The big variable might be the NINETY-NINE. Will the 99 actually be there when the shepherd returns and how easily will they accept the lost sheep. WHO ARE THE ‘99’ IN OUR COMMUNITIES? WHO IS READY TO BE GOD’S LOVING PRESENCE WHEN THE STRAYS AND LOST RETURN?
From the Diocese of Salt Lake City Office of Life, Justice and Peace
The Utah Department of Transportation announced that their preferred alternative to handle traffic congestion in Little Cottonwood Canyon was a $500 million gondola. That is $500 MILLION to provide an easier ride for people who can afford to ski to get to the resorts. $500 million of state taxpayer money to benefit the few and resolve a problem that really only exists for a few days each winter.
Catholic teaching holds that public policy decisions should be gauged by how they impact the most vulnerable in our communities. In Utah, just about every county is facing a housing crisis. Rural communities are struggling to maintain agricultural production that feeds all of us. Despite the Utah legislature’s best efforts, the fossil fuels industries are discovering growing resistance to continued degradation of our air and environment. In other words, there are a host of issues in Utah that could use $500 million to ensure the most vulnerable have access to basic needs, such as housing, food, employment and utilities.

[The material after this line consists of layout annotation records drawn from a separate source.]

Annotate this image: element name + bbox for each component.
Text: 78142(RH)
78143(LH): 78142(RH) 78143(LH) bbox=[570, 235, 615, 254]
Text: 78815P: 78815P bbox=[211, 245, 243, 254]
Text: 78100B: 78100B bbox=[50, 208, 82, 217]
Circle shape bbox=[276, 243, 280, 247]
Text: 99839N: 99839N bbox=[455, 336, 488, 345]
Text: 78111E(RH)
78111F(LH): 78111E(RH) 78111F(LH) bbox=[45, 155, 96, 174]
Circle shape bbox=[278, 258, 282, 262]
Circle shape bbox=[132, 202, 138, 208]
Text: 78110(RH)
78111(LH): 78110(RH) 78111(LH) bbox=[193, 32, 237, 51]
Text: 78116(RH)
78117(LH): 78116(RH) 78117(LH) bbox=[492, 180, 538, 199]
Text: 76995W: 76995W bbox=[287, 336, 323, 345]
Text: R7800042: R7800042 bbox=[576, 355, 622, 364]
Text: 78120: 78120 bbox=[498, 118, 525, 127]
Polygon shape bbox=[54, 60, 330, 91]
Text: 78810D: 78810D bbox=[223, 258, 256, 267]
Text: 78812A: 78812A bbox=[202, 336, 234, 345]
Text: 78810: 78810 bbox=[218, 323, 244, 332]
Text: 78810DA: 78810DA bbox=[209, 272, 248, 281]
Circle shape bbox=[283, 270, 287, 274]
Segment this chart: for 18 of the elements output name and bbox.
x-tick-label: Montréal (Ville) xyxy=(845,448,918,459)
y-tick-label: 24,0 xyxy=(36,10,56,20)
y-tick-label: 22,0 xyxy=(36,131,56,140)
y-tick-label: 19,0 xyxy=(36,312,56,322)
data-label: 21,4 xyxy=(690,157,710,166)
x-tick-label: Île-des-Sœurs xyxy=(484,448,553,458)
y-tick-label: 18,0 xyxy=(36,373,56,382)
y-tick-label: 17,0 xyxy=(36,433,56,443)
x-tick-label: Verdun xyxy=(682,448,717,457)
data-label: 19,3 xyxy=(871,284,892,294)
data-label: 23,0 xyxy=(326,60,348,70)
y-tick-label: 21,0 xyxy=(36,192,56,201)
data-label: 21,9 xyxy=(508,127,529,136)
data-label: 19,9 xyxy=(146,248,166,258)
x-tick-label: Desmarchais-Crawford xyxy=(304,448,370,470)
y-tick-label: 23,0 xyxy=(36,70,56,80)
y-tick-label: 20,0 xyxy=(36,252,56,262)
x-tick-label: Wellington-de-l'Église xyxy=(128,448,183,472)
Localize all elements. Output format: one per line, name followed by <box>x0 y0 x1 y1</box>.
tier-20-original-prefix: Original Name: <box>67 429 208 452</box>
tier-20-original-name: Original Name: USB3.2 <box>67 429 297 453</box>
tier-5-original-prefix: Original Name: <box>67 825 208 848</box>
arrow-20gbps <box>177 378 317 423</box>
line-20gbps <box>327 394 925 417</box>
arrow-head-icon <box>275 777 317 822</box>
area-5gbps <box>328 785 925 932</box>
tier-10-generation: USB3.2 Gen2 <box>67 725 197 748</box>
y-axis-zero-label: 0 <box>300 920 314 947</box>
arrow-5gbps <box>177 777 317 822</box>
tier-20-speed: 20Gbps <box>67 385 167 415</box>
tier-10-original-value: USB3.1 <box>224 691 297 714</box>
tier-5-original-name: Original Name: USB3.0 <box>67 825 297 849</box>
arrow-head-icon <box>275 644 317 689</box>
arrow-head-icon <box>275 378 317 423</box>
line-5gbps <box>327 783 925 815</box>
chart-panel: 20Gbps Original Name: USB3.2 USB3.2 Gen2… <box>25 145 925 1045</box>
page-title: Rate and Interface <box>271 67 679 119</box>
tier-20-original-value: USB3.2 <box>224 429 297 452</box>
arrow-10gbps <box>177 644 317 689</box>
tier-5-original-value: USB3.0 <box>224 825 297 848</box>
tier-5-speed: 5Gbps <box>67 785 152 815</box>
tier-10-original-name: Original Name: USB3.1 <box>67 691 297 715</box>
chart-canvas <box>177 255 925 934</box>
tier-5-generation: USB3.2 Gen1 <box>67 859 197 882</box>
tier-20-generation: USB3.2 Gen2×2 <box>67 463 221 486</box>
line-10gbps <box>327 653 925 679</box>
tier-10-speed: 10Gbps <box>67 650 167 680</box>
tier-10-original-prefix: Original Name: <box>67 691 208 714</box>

Instead, Utah Physicians for a Healthy Environment notes, “the state proposes a public subsidy of two ski resorts, coming at a time where the future of the skiing industry is at serious risk due to climate related warmer winters and diminishing snow pack. The congestion is only a problem for 15-20 days a year, and as the skiing season will undoubtedly continue to contract in the future, the problem will become even less frequent. A gondola does little to reduce canyon traffic generated by non-skiers, and it will only push the congestion further down into Cottonwood Heights.
The 262 ft towers would be a permanent blight on the beautiful, natural scenery that is the canyon’s greatest, and irreplaceable public asset. The blasting, digging, and construction of the gondola will almost certainly contaminate the water in the stream.”
There are so many better things, with real benefits to the public, that half a billion dollars of taxpayer money could do. Thankfully, we have a short window to make our voices heard. UDOT has opened a public comment period now through Oct. 17. Please submit a comment demanding that the gondola be abandoned and that the state prioritize the needs of people who are struggling.